Anne Bull Haaversen1, Lene Kristin Brekke2, Tanaz Kermani3, Oyvind Molberg4 and Andreas Diamantopoulos5, 1Martina Hansens Hospital, Hosle, Norway, 2Haugesund Revmatismesykehus, Haugesund, Nepal, 3University of California Los Angeles, West Hills, CA, 4Oslo University Hospital, Oslo, Nepal, 5Akershus University Hospital, Lørenskog, Norway
Background/Purpose: Giant cell arteritis (GCA) involves both the cranial and large vessels. Permanent visual loss is a feared complication reported in up to 19% of GCA patients. The extension of vascular inflammation (halo count) was associated with visual disturbances and loss (1).
This study aimed to investigate: 1. The rates of visual loss in patients with GCA in a prospective cohort of GCA patients 2. Whether halo count is associated with visual disturbances and loss. In addition, the rates of visual loss before, during, and after COVID lockdown were explored.
Methods: Patients with new-onset GCA referred to the Department of Rheumatology, Martina Hansens Hospital, Norway, were prospectively included and followed up from September 2017 till July 2021. All patients fulfilled the ACR 1990 criteria modified by Dejaco et al. Visual loss was defined as a permanent visual impairment in one or both eyes, and visual disturbances as diplopia, amaurosis fugax, or blurred vision. Halo count was further extended by including the carotid, vertebral and subclavian arteries. The patients were divided into three groups (before, during, and after) according to lockdown in Norway from 15th March 2020 to 1st June 2020 and were compared for visual loss and delays in diagnosis.
Results: One hundred thirty-three patients, 88 (66,2%) females, were diagnosed with GCA during the study period. The mean age was 72,7 years. Forty patients had only involvement in the cranial vessels only, 21 had involvement in the large supraaortic vessels (LV), and 72 in both cranial and large supraaortic vessels (mixed-GCA). Twenty-eight patients (21,0%) suffered from new-onset visual disturbances, and 5 of these patients had permanent visual loss (3,8%). Twenty-seven (96,4%) of the patients with visual disturbances had involvement of cranial vessels, p < 0,05. All patients with visual loss had cranial vessel involvement (2 patients with isolated cranial GCA and three patients with mixed GCA). The relative risk for visual loss was 1,2 (95% CI (1,1-1,3)) for cranial vessel involvement, p=1. The mean halo count for patients with visual disturbances was 4,8 (95% CI 4,3-5,3) compared to 4,3 (95 % CI 3,4-5,2) for patients without. Of the patients with visual loss, the mean halo count was 4,2 (95% CI 0,2-8,1) compared to a mean of 4,7 (95% CI 4,2-5,1) in patients without visual loss. No patients developed visual loss after the diagnosis and for the whole follow-up period.

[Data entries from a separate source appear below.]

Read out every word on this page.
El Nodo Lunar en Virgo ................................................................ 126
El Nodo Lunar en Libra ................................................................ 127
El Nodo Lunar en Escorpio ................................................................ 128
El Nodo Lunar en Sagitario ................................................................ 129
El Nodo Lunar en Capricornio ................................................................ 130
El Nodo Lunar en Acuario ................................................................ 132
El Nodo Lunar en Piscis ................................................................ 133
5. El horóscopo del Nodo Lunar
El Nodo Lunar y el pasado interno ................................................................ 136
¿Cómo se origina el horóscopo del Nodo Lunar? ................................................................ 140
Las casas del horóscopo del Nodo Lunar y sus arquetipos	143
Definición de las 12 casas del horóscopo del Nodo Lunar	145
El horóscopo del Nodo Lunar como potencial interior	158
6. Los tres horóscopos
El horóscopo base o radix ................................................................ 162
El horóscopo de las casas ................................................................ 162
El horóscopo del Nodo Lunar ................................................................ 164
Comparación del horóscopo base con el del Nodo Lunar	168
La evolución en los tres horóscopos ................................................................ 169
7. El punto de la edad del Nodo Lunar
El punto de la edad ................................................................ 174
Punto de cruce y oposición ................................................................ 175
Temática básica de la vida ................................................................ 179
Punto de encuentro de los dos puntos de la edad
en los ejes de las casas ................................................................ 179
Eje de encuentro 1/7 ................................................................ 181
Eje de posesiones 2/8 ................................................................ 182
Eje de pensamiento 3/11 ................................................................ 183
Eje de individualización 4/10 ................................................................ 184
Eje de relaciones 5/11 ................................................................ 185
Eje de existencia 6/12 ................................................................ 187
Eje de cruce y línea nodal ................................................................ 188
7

No GCA patients presented with visual loss during or after COVID lockdown. The mean number of days from symptoms start to diagnosis was 8,8 days (95% CI 6,5-11,1) for before, 8,9 days (95% CI 3,1-14,6), during, and 8,5 days (95% CI 5,9-11,1) after the lockdown period.

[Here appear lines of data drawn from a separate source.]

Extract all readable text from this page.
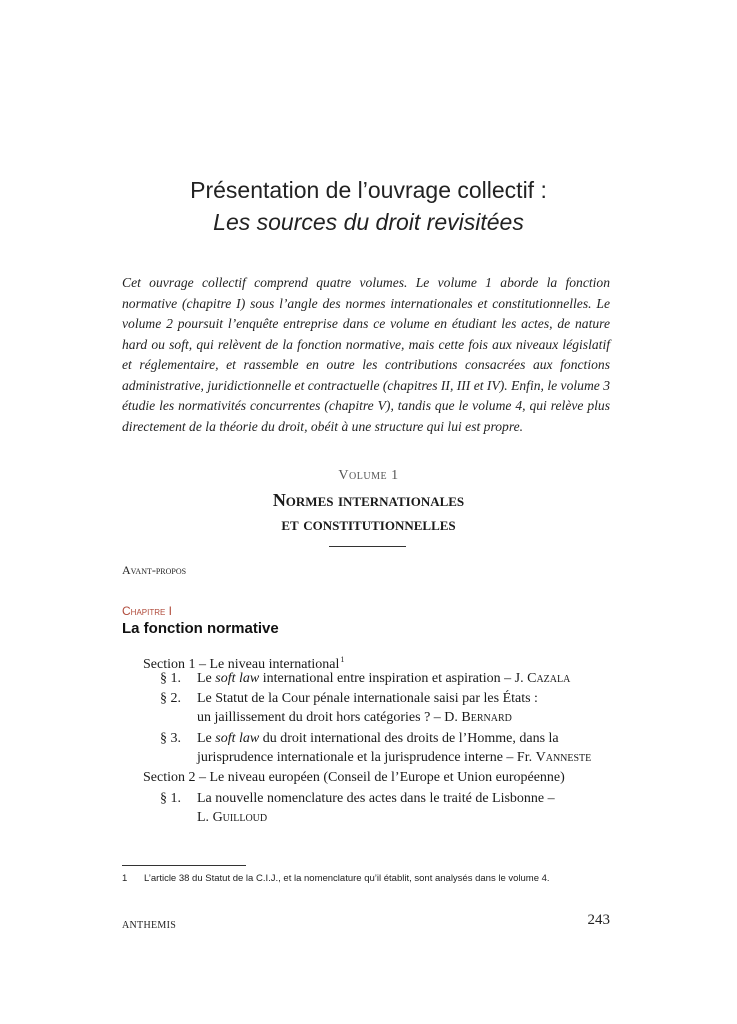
Présentation de l’ouvrage collectif :
Les sources du droit revisitées
Cet ouvrage collectif comprend quatre volumes. Le volume 1 aborde la fonction normative (chapitre I) sous l’angle des normes internationales et constitutionnelles. Le volume 2 poursuit l’enquête entreprise dans ce volume en étudiant les actes, de nature hard ou soft, qui relèvent de la fonction normative, mais cette fois aux niveaux législatif et réglementaire, et rassemble en outre les contributions consacrées aux fonctions administrative, juridictionnelle et contractuelle (chapitres II, III et IV). Enfin, le volume 3 étudie les normativités concurrentes (chapitre V), tandis que le volume 4, qui relève plus directement de la théorie du droit, obéit à une structure qui lui est propre.
Volume 1
Normes internationales
et constitutionnelles
Avant-propos
Chapitre I
La fonction normative
Section 1 – Le niveau international$^1$
§ 1. Le soft law international entre inspiration et aspiration – J. Cazala
§ 2. Le Statut de la Cour pénale internationale saisi par les États :
un jaillissement du droit hors catégories ? – D. Bernard
§ 3. Le soft law du droit international des droits de l’Homme, dans la
jurisprudence internationale et la jurisprudence interne – Fr. Vanneste
Section 2 – Le niveau européen (Conseil de l’Europe et Union européenne)
§ 1. La nouvelle nomenclature des actes dans le traité de Lisbonne –
L. Guilloud
1 L’article 38 du Statut de la C.I.J., et la nomenclature qu’il établit, sont analysés dans le volume 4.
ANTHEMIS	243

Conclusion: In a prospective cohort of GCA patients, the cranial disease appears to be a risk factor for visual loss. However, the extended halo count was not associated with visual disturbances or loss. Interestingly during COVID lockdown, no new GCA patients appeared to suffer from visual loss, and no delays were observed in the diagnosis.

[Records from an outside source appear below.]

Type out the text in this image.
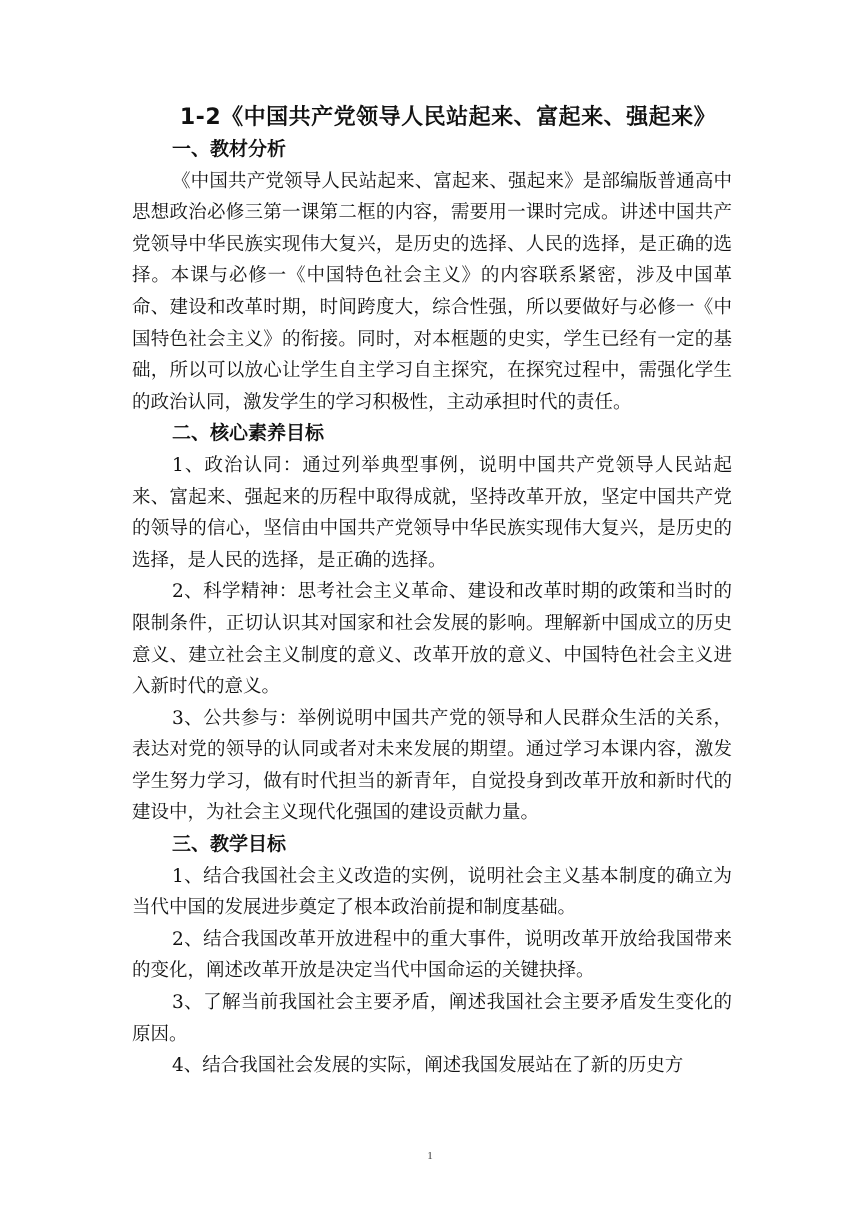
1-2《中国共产党领导人民站起来、富起来、强起来》
一、教材分析

《中国共产党领导人民站起来、富起来、强起来》是部编版普通高中思想政治必修三第一课第二框的内容，需要用一课时完成。讲述中国共产党领导中华民族实现伟大复兴，是历史的选择、人民的选择，是正确的选择。本课与必修一《中国特色社会主义》的内容联系紧密，涉及中国革命、建设和改革时期，时间跨度大，综合性强，所以要做好与必修一《中国特色社会主义》的衔接。同时，对本框题的史实，学生已经有一定的基础，所以可以放心让学生自主学习自主探究，在探究过程中，需强化学生的政治认同，激发学生的学习积极性，主动承担时代的责任。

二、核心素养目标

1、政治认同：通过列举典型事例，说明中国共产党领导人民站起来、富起来、强起来的历程中取得成就，坚持改革开放，坚定中国共产党的领导的信心，坚信由中国共产党领导中华民族实现伟大复兴，是历史的选择，是人民的选择，是正确的选择。

2、科学精神：思考社会主义革命、建设和改革时期的政策和当时的限制条件，正切认识其对国家和社会发展的影响。理解新中国成立的历史意义、建立社会主义制度的意义、改革开放的意义、中国特色社会主义进入新时代的意义。

3、公共参与：举例说明中国共产党的领导和人民群众生活的关系，表达对党的领导的认同或者对未来发展的期望。通过学习本课内容，激发学生努力学习，做有时代担当的新青年，自觉投身到改革开放和新时代的建设中，为社会主义现代化强国的建设贡献力量。

三、教学目标

1、结合我国社会主义改造的实例，说明社会主义基本制度的确立为当代中国的发展进步奠定了根本政治前提和制度基础。

2、结合我国改革开放进程中的重大事件，说明改革开放给我国带来的变化，阐述改革开放是决定当代中国命运的关键抉择。

3、了解当前我国社会主要矛盾，阐述我国社会主要矛盾发生变化的原因。

4、结合我国社会发展的实际，阐述我国发展站在了新的历史方

1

1. van der Geest KSM, Borg F, et al. Novel ultrasonographic Halo Score for giant cell arteritis: assessment of diagnostic accuracy and association with ocular ischaemia. Ann Rheum Dis. 2020;79(3):393-9.
Disclosures: A. Bull Haaversen, None; L. Brekke, None; T. Kermani, None; O. Molberg, None; A. Diamantopoulos, GE Royalties for lectures.